The X-Files Season 8
November 25, 2002
Mulder is AWOL and Scully is partnered with Robert Patrick’s sceptic ex-cop in the penultimate season of The X-Files.
Joss Whedon once said that one of the reasons Buffy The Vampire Slayer remained fresh over the years was that the characters were allowed to grow. Arguably the same can’t be said for The X-Files, a show that when it made its debut in 1993 was considered ground-breaking TV; it was scary, dark and unsettling. Sadly towards the end it became a farce of its former self (literally in the Burt Reynolds episode of season nine). But bad X-Files is still better than most TV shows, and season eight, while a shadow of its former self, does still occassionally have its moments, be they few and far between.
You know a show is in trouble when one of its main stars can only be bothered to show up for half the series and two new ‘replacements’ are brought in to give things a new lease of life. These come in the form of Agent John Doggett, a tough ex-cop who demands hard facts rather than tales of spaceships and monsters, and Agent Monica Reyes, a slightly kooky, open-minded female version of Mulder. The twist is that Scully, who started out as a sceptic herself, has become the believer and Doggett is now her voice of reason.
At the end of season seven, Mulder was abducted by a UFO and Scully’s oven had a bun in it. We pick up several months after Mulder’s disappearance and his superiors at the FBI are busy trying to track him down. Doggett (Patrick) is brought in to investigate but soon ends up working alongside Scully as sightings of Mulder become more frequent amidst the other random mysteries they come upon. Said mysteries include an indian dwarf who uses human bodies as vessels, a parasitic worm that lives in your spine, a man of steel (no, not him), a bat-man (not him either) and no X-Files series would be complete without a good old flesh-eating virus in the subway.
The problem with a conspiracy story that spans nine years of television is that you end up with a boy-who-cried-wolf scenario. We’ve seen so many different versions of the truth that we eventually stop caring because we never get a straight answer (Mulder’s sister anyone?). Devotees of the show may baulk, and you can count me among them, but let the record show that Chris Carter and Co ran out of ideas around season six. Thank goodness then for Robert Patrick, who lends the show some much-needed gravitas, be it scoffing at a man made of metal (oh the irony!), or calling all Scully’s theories ‘B.S.’
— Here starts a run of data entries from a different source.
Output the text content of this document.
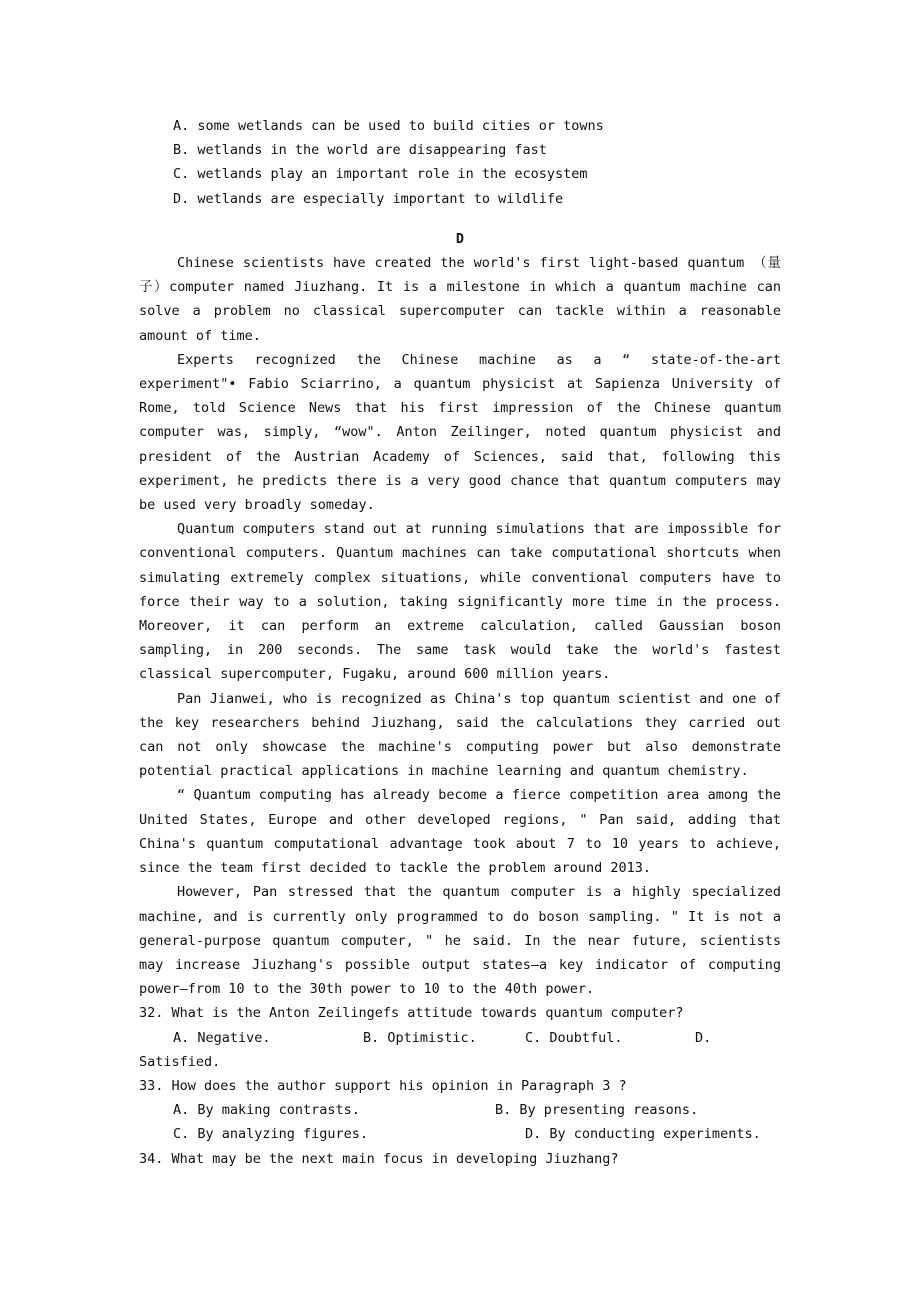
A. some wetlands can be used to build cities or towns
B. wetlands in the world are disappearing fast
C. wetlands play an important role in the ecosystem
D. wetlands are especially important to wildlife
D

Chinese scientists have created the world's first light-based quantum （量子）computer named Jiuzhang. It is a milestone in which a quantum machine can solve a problem no classical supercomputer can tackle within a reasonable amount of time.

Experts recognized the Chinese machine as a “ state-of-the-art experiment"• Fabio Sciarrino, a quantum physicist at Sapienza University of Rome, told Science News that his first impression of the Chinese quantum computer was, simply, “wow". Anton Zeilinger, noted quantum physicist and president of the Austrian Academy of Sciences, said that, following this experiment, he predicts there is a very good chance that quantum computers may be used very broadly someday.

Quantum computers stand out at running simulations that are impossible for conventional computers. Quantum machines can take computational shortcuts when simulating extremely complex situations, while conventional computers have to force their way to a solution, taking significantly more time in the process. Moreover, it can perform an extreme calculation, called Gaussian boson sampling, in 200 seconds. The same task would take the world's fastest classical supercomputer, Fugaku, around 600 million years.

Pan Jianwei, who is recognized as China's top quantum scientist and one of the key researchers behind Jiuzhang, said the calculations they carried out can not only showcase the machine's computing power but also demonstrate potential practical applications in machine learning and quantum chemistry.

“ Quantum computing has already become a fierce competition area among the United States, Europe and other developed regions, " Pan said, adding that China's quantum computational advantage took about 7 to 10 years to achieve, since the team first decided to tackle the problem around 2013.

However, Pan stressed that the quantum computer is a highly specialized machine, and is currently only programmed to do boson sampling. " It is not a general-purpose quantum computer, " he said. In the near future, scientists may increase Jiuzhang's possible output states—a key indicator of computing power—from 10 to the 30th power to 10 to the 40th power.

32. What is the Anton Zeilingefs attitude towards quantum computer?

A. Negative.	B. Optimistic.	C. Doubtful.	D.

Satisfied.

33. How does the author support his opinion in Paragraph 3 ?

A. By making contrasts.	B. By presenting reasons.
C. By analyzing figures.	D. By conducting experiments.

34. What may be the next main focus in developing Jiuzhang?
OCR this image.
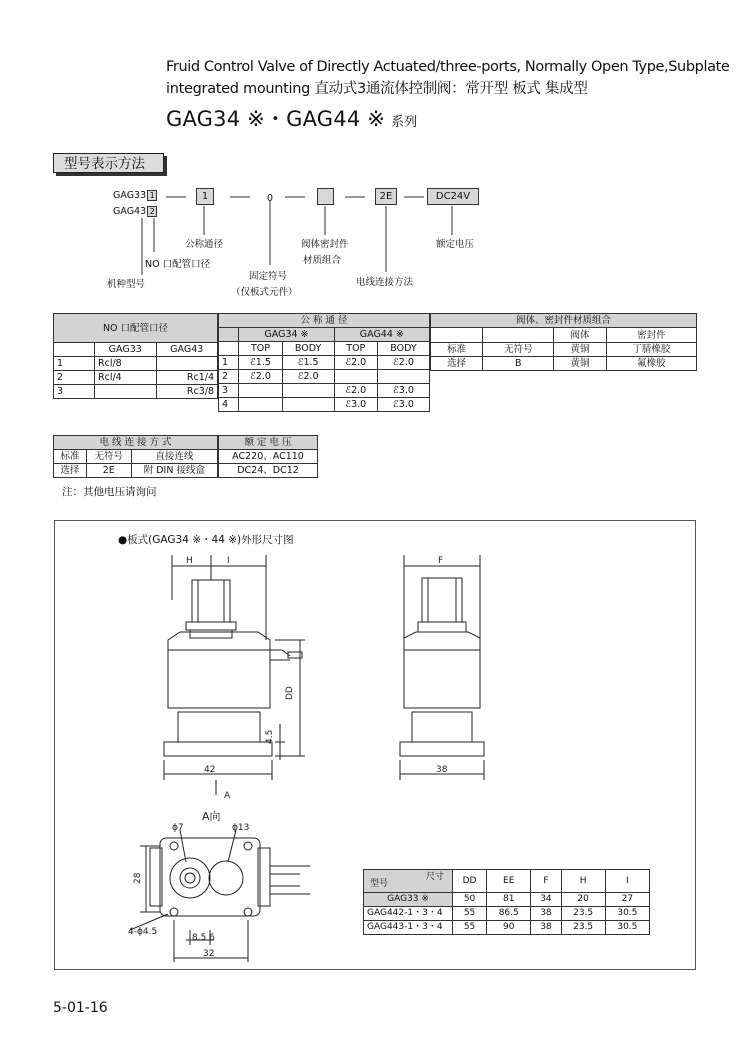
Fruid Control Valve of Directly Actuated/three-ports, Normally Open Type,Subplate
integrated mounting 直动式3通流体控制阀：常开型 板式 集成型
GAG34 ※・GAG44 ※ 系列
型号表示方法
GAG33 1
GAG43 2
1	0	2E	DC24V
机种型号
NO 口配管口径
公称通径
固定符号
（仅板式元件）
阀体密封件
材质组合
电线连接方法
额定电压
NO 口配管口径		
	GAG33	GAG43
1	Rcl/8	
2	Rcl/4	Rc1/4
3		Rc3/8
公 称 通 径				
	GAG34 ※		GAG44 ※	
	TOP	BODY	TOP	BODY
1	ℰ1.5	ℰ1.5	ℰ2.0	ℰ2.0
2	ℰ2.0	ℰ2.0		
3			ℰ2.0	ℰ3.0
4			ℰ3.0	ℰ3.0
阀体、密封件材质组合			
		阀体	密封件
标准	无符号	黄铜	丁腈橡胶
选择	B	黄铜	氟橡胶
电 线 连 接 方 式		
标准	无符号	直接连线
选择	2E	附 DIN 接线盒
额 定 电 压
AC220、AC110
DC24、DC12
注：其他电压请询问
●板式(GAG34 ※・44 ※)外形尺寸图
H	I	F
DD
4.5
42	38
A
A向
ϕ7	ϕ13
28
4-ϕ4.5
8.5 6
32
尺寸
型号	DD	EE	F	H	I
GAG33 ※	50	81	34	20	27
GAG442-1・3・4	55	86.5	38	23.5	30.5
GAG443-1・3・4	55	90	38	23.5	30.5
5-01-16
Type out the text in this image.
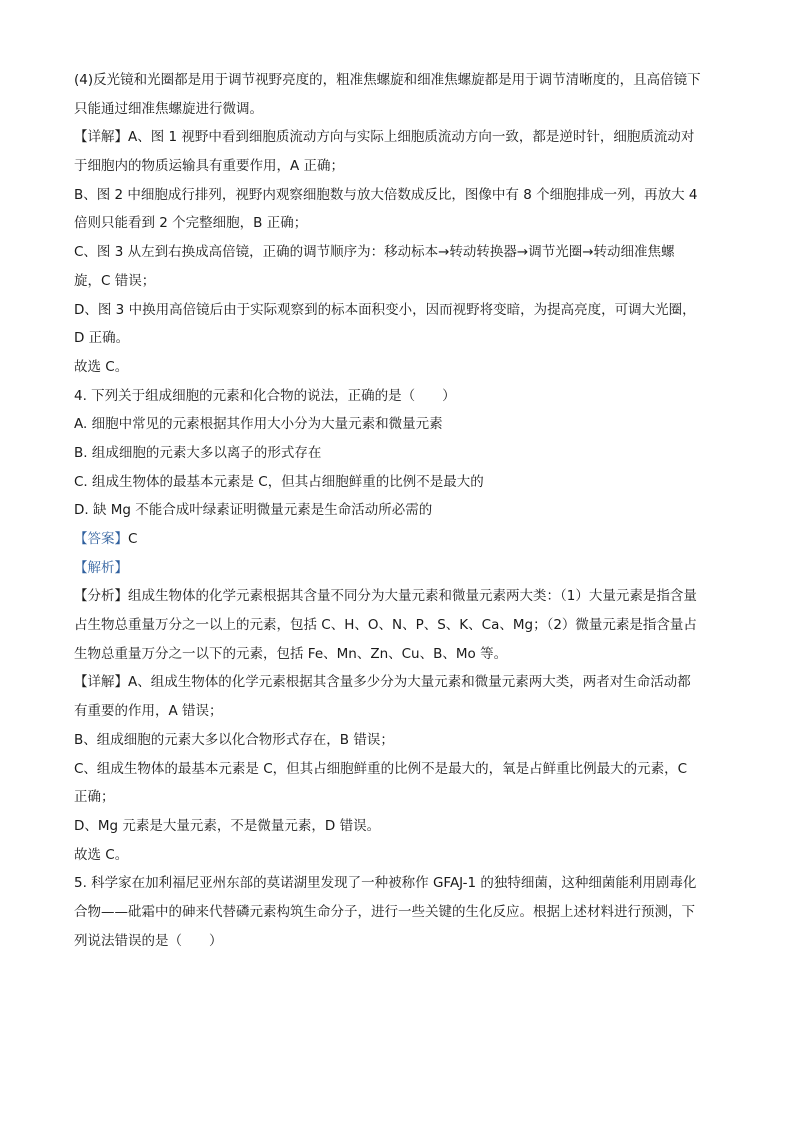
(4)反光镜和光圈都是用于调节视野亮度的，粗准焦螺旋和细准焦螺旋都是用于调节清晰度的，且高倍镜下
只能通过细准焦螺旋进行微调。
【详解】A、图 1 视野中看到细胞质流动方向与实际上细胞质流动方向一致，都是逆时针，细胞质流动对
于细胞内的物质运输具有重要作用，A 正确；
B、图 2 中细胞成行排列，视野内观察细胞数与放大倍数成反比，图像中有 8 个细胞排成一列，再放大 4
倍则只能看到 2 个完整细胞，B 正确；
C、图 3 从左到右换成高倍镜，正确的调节顺序为：移动标本→转动转换器→调节光圈→转动细准焦螺
旋，C 错误；
D、图 3 中换用高倍镜后由于实际观察到的标本面积变小，因而视野将变暗，为提高亮度，可调大光圈，
D 正确。
故选 C。
4. 下列关于组成细胞的元素和化合物的说法，正确的是（　　）
A. 细胞中常见的元素根据其作用大小分为大量元素和微量元素
B. 组成细胞的元素大多以离子的形式存在
C. 组成生物体的最基本元素是 C，但其占细胞鲜重的比例不是最大的
D. 缺 Mg 不能合成叶绿素证明微量元素是生命活动所必需的
【答案】C
【解析】
【分析】组成生物体的化学元素根据其含量不同分为大量元素和微量元素两大类：（1）大量元素是指含量
占生物总重量万分之一以上的元素，包括 C、H、O、N、P、S、K、Ca、Mg；（2）微量元素是指含量占
生物总重量万分之一以下的元素，包括 Fe、Mn、Zn、Cu、B、Mo 等。
【详解】A、组成生物体的化学元素根据其含量多少分为大量元素和微量元素两大类，两者对生命活动都
有重要的作用，A 错误；
B、组成细胞的元素大多以化合物形式存在，B 错误；
C、组成生物体的最基本元素是 C，但其占细胞鲜重的比例不是最大的，氧是占鲜重比例最大的元素，C
正确；
D、Mg 元素是大量元素，不是微量元素，D 错误。
故选 C。
5. 科学家在加利福尼亚州东部的莫诺湖里发现了一种被称作 GFAJ-1 的独特细菌，这种细菌能利用剧毒化
合物——砒霜中的砷来代替磷元素构筑生命分子，进行一些关键的生化反应。根据上述材料进行预测，下
列说法错误的是（　　）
Spread over the six discs we get a wide range of bonus material. There are deleted scenes from selected episodes which can be branched into the existing version or viewed seperately with commentary, and ‘international clips’ that are presumably there for amusement value, but hearing Robert Patrick bark away in German is only funny the first couple of times: “Scully, wo bissen du? Ich habe ein grosse kase gemachen!”
The audio commentaries are reserved for the episodes ‘Alone’ and finale ‘Existence’, while the sixth disc holds the bulk of the supplimentary material: a half-hour documentary called ‘The Truth About Season 8’ sums up what happened on and off set (Duchovny (wisely) deciding it was time to leave, the fans initial disdain for Robert Patrick coming on board as his replacement), more deleted scenes, trailers and seven special effects vignettes with commentary.
Overall there’s nothing bad here. The transfer, sound and features are all of high quality. It’s just that you get the feeling nobody wanted to end the show after season seven and with season eight (and nine) you’re left with the TV equivalent of a cool uncle who knew lots of fascinating things when you were a kid, but is now just rehashing old stories and trying to hide the fact he’s past his best.